To be honest, we almost always answer this with sheer instinct, or with what we are “supposed to do.”

  • We hit the snooze button because we determined that the best use of the next 7 minutes, which we will never get back, is to get a tad more sleep.
  • A cup of coffee for $2.50 is better than saving that money or giving it to the guy on the corner.
  • Using 24 specific words to comfort a co-worker is better than using 46 words online to prove that somebody is wrong.Wisdom, as we will see in the Book of Proverbs, is the real-life working out of Truth. The real question is…which Truth? When our “truth” is that I need to build and keep my value, then it will be worked out in a “me first” avenue. When Truth is that Jesus has wooed me and given me infinite love and value, then it will be worked out in a “God first” and “others first” avenue.

In life we constantly ask “what should I do” in an infinite number of situations (parenting, job, pain, success, church etc). The first question should actually be “what do I believe?” because  it’s out of our belief that we will make decisions.

In the midst of that, there are still countless situations, circumstances and questions that simply don’t have simple and clear answers. It is in these real-life scenarios where we have freedom and are empowered with the very Spirit of God inside of us to speak, guide and even carry us moment by moment. So the real question under “what should I do” is “what do I believe?”, and the real question under that is “can I trust God?” Can I trust that God is for me and has the power to make all things work for the good of those who know him and are called by him? The answer to that is simply found here:

Romans 8-32
He who did not spare his own Son but gave him up for us all, how will he not also with him graciously give us all things?

In Step

I was talking with a friend this morning whose son just got out of a leg cast which had forced him into a  wheelchair for a while and then onto crutches. He was telling me the strange unexpected phase 1 of post-crutches life was that his son still occasionally walked with a limp as if his leg was still in a cast and he wasn’t able to walk smoothly. The leg wasn’t the problem, it was his realization (belief) that he was healed. So he would catch himself limping, come to his senses and continue on with his healed walk.

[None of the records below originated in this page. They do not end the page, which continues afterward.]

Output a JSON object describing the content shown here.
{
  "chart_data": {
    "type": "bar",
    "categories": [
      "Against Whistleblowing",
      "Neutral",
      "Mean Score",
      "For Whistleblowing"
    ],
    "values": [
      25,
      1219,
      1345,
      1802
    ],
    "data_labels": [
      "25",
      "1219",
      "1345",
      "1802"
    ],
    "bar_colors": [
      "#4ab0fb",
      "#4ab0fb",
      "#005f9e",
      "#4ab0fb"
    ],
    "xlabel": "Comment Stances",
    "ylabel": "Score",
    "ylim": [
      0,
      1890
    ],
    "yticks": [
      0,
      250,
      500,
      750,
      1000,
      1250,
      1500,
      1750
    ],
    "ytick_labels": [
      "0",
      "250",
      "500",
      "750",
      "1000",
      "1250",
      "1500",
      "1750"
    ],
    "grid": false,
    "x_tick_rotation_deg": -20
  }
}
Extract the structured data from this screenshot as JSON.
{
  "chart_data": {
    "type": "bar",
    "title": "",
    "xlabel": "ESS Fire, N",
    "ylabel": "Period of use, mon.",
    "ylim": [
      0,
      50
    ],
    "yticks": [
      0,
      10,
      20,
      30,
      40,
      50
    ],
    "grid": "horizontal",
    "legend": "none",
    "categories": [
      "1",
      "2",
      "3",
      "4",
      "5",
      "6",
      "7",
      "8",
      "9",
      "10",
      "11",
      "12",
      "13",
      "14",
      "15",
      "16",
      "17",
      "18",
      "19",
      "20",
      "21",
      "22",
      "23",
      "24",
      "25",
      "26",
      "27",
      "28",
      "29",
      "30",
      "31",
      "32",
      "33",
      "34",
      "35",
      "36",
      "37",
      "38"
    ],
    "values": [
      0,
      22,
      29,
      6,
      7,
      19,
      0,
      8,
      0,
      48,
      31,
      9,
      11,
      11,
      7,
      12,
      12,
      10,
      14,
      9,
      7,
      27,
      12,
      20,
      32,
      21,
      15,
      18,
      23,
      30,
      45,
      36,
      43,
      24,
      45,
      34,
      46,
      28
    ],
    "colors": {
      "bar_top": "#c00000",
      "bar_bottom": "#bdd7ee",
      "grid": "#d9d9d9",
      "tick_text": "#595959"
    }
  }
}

This is a revealing parallel to our spiritual life. This morning’s sermon was on Galatians 5: 16-25, which starts and ends with the same concept: “16 But I say, walk by the Spirit, and you will not gratify the desires of the flesh.  25 If we live by the Spirit, let us also keep in step with the Spirit.”

Paul is telling us that all who are in Christ have been healed and are invited to live “in step” with the Spirit, the power of our newly created life. He goes on in the passage to firstly describe acts of the “flesh”, which are practical ways in which we walk in synchronized cadence with our old sinful self-centered nature, and secondly the practical dance-steps that the Spirit is producing in our new nature (love, joy, peace, patience, kindness, goodness, faithfulness, gentleness and self-control). Here is what Paul is saying: our old nature HAS BEEN, IS BEING, and inevitably WILL BE crucified with Christ. Our brokenness has been healed by our crucified Jesus as he was broken in our place on the cross…yet we still “walk with a limp” even though our bones have been put back together. We fall back to the muscle memory from our old nature and limp around (i.e. “sin”, or serve ourselves), but then the Spirit reminds us of who we really are…that our old selves have been crucified and we have been given a wholly new life with new abilities. Sin no longer has power over us, though it still have presence and annoying persistence. But in the end, the sinful nature will be fully and finally defeated at which time it will have neither power nor presence. But until that day we are called to remember the Gospel: Who Jesus is, what he has done on our behalf, and who we now are in Christ…and walk in step (cadence) with the Spirit not out of guilt or fear but because we are healed and made to dance.